Dans les Grandes Gueules ce lundi 21 juillet, le débat est lancé. L’éleveur de bovins Didier Giraud, lui, a signé la contre-pétition. Pour le chroniqueur, la majorité des personnes qui ont signé la pétition contre la Loi Duplomb n’ont pas lu ce même texte.

“Personne n’a les tenants et les aboutissants de cette loi, et on a créé une polémique sur des mensonges. Dire que c’est le retour en masse du néonicotinoïde, c'est un mensonge. Cette loi réautorise un seul des néonicotinoïdes qui s’appelle l'acétamipride qui sert contre les pucerons des betteraves à sucre et pour la punaise des noisettes. C’est un produit autorisé dans la majorité des pays de l’UE, dont la France”, assure-t-il.

L'acétamipride, qui doit être réintroduit à titre dérogatoire par la loi Duplomb et est au coeur d'une polémique entourant le texte, est un insecticide à la toxicité bien établie pour les abeilles, mais aussi pour les mammifères, les oiseaux et l'ensemble du vivant. En 2022, l'Anses, l'agence sanitaire, avait également évoqué dans un rapport la "forte toxicité de l'acétamipride pour les organismes aquatiques et terrestres".

L'acétamipride, comme les autres néonicotinoïdes, provoque également des altérations dans la reproduction. Des traces de pesticides ont ainsi été retrouvées dans la rate de certains cervidés, affectant leur poids, leurs organes génitaux ou la survie de leurs faons.

"On a besoin de temps pour trouver une alternative”

Mais Didier Giraud le rappelle: “les conditions d’utilisation prévue dans la loi Duplomb, c’est à titre expérimental pendant trois ans pour trouver une alternative qui ne sera pas chimique, hors floraison, etc.”

“Moi, sur le fond, je n'en ai rien à faire, car j’ai ni noisettes ni betteraves, mais je suis solidaire avec mes collègues.

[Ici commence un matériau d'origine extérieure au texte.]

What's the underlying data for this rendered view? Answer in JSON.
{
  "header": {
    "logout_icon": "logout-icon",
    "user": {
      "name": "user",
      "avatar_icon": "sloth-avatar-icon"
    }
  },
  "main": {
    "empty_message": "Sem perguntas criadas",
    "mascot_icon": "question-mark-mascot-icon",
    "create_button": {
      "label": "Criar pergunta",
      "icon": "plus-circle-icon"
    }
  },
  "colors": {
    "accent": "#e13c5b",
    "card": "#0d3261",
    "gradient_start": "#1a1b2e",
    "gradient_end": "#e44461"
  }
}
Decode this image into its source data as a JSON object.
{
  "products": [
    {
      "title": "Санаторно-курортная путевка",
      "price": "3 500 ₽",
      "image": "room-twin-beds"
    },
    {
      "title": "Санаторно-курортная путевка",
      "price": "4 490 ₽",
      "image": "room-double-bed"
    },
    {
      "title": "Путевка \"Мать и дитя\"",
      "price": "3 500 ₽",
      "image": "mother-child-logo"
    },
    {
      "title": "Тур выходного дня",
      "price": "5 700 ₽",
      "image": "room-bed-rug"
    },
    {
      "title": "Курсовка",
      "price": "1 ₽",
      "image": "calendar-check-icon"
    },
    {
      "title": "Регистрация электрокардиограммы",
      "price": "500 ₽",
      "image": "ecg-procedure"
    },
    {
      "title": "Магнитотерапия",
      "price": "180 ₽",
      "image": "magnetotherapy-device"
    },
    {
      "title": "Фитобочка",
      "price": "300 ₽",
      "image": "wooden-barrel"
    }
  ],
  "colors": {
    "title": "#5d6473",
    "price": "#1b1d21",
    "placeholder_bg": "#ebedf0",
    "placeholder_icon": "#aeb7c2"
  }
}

Et cette loi va faciliter la vie des agriculteurs sur plein d’aspect”. Il l’affirme: réduire la loi Duplomb à l’acétamipride, c’est “de l’instrumentalisation, car il y a pleins de choses intéressantes dans ce texte”.

Mathieu, agriculteur et producteur de betteraves dans l’Aisne, dénonce aussi “une guérilla écologique, de l’anticapitalisme qui ne dit pas son nom”.

“Aujourd’hui, on parle de ‘loi cancer’ et sur les réseaux sociaux, on m’a souhaité d’avoir un cancer. On arrive dans des extrêmes, c’est inquiétant. Mais nous, agriculteur, on a besoin de transitions, il nous faut du temps pour trouver des solutions. On y arrive plus économiquement. Si la culture de la betterave s’arrête, c’est d’autres filières qui vont être impacté aussi, c’est une chute en cascade. J’essaye de faire au mieux, mais on a besoin de temps pour une transition et trouver une alternative”.